Joseph Anny-Claude, Fuentes Montserrat, Wheeler David C
Department of Mathematical Sciences, United States Military Academy, West Point, NY.
Office of the Executive Vice President and Provost, University of Iowa, Iowa City, IA.
Stat Med. 2020 May 20;39(11):1610-1622. doi: 10.1002/sim.8501. Epub 2020 Feb 14.

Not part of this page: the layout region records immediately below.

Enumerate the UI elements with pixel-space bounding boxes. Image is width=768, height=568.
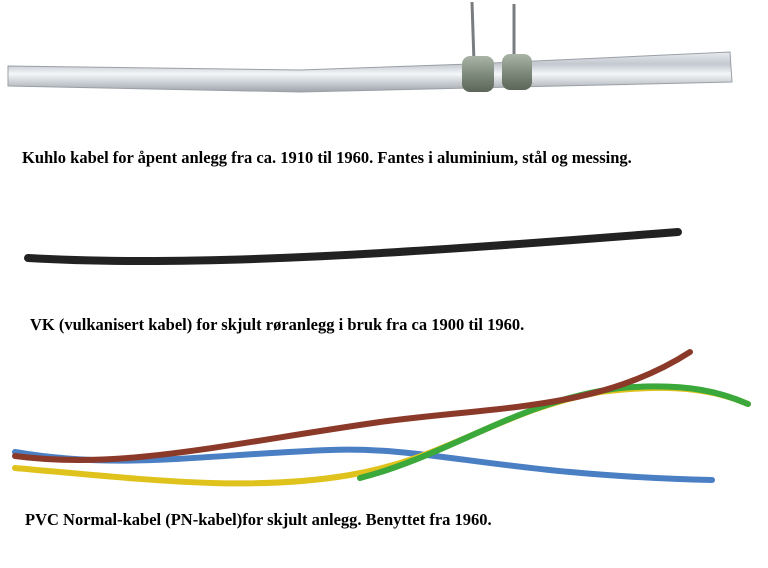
clip <box>502 54 532 90</box>
vk-cable <box>24 228 682 266</box>
kuhlo-cable <box>7 1 733 93</box>
nail <box>470 1 476 63</box>
clip <box>462 56 494 92</box>
aluminium-tube <box>7 51 733 93</box>
pvc-wires <box>12 349 751 487</box>
brown-wire <box>12 349 693 464</box>
caption: Kuhlo kabel for åpent anlegg fra ca. 191… <box>22 148 632 167</box>
caption: PVC Normal-kabel (PN-kabel)for skjult an… <box>25 510 492 529</box>
caption: VK (vulkanisert kabel) for skjult røranl… <box>30 315 524 334</box>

In many studies of environmental risk factors for disease, researchers use the location at diagnosis as a geographic reference for environmental exposures. However, many environmental pollutants change continuously over space and time. The dynamic characteristics of these pollutants coupled with population mobility in the United States suggest that for diseases with long latencies like cancer, historic exposures may be more relevant than exposure at the time of diagnosis. In this article, we evaluated to what extent the commonly used assumption of no population mobility results in increased bias in the estimates of the relationship between environmental exposures and long-latency health outcomes disease in a case-control study. We conducted a simulation study using the residential histories of a random sample from the National Institutes of Health-AARP (formerly American Association of Retired Persons) Diet and Health Study. We simulated case-control status based on subject exposure and true exposure effects that varied temporally. We compared estimates from models using only subject location at diagnosis to estimates where subjects were assumed to be mobile. Ignoring population mobility resulted in underestimates of subject exposure, with largest deviations observed at time points further away from study enrollment. In general, the effect of population mobility on the bias of the estimates of the relationship between the exposure and the outcome was more prominent with exposures that showed substantial spatial and temporal variability. Based on our results, we recommend using residential histories when environmental exposures and disease latencies span a long enough time period that mobility is important.
在许多关于疾病环境风险因素的研究中,研究人员将诊断时的位置作为环境暴露的地理参考。然而,许多环境污染物会随空间和时间不断变化。这些污染物的动态特性以及美国的人口流动性表明,对于像癌症这样潜伏期较长的疾病,历史暴露可能比诊断时的暴露更具相关性。在本文中,我们评估了在病例对照研究中,常用的无人口流动假设在多大程度上会导致环境暴露与长期健康结果疾病之间关系估计的偏差增加。我们使用来自美国国立卫生研究院-美国退休人员协会(原美国退休人员协会)饮食与健康研究的随机样本的居住史进行了一项模拟研究。我们根据受试者暴露情况和随时间变化的真实暴露效应模拟病例对照状态。我们将仅使用诊断时受试者位置的模型估计与假设受试者可流动的估计进行了比较。忽略人口流动会导致对受试者暴露的低估,在离研究入组时间点更远的时间点观察到最大偏差。一般来说,对于显示出显著空间和时间变异性的暴露,人口流动对暴露与结果之间关系估计偏差的影响更为突出。根据我们的结果,我们建议当环境暴露和疾病潜伏期跨越足够长的时间段以至于流动性很重要时,使用居住史。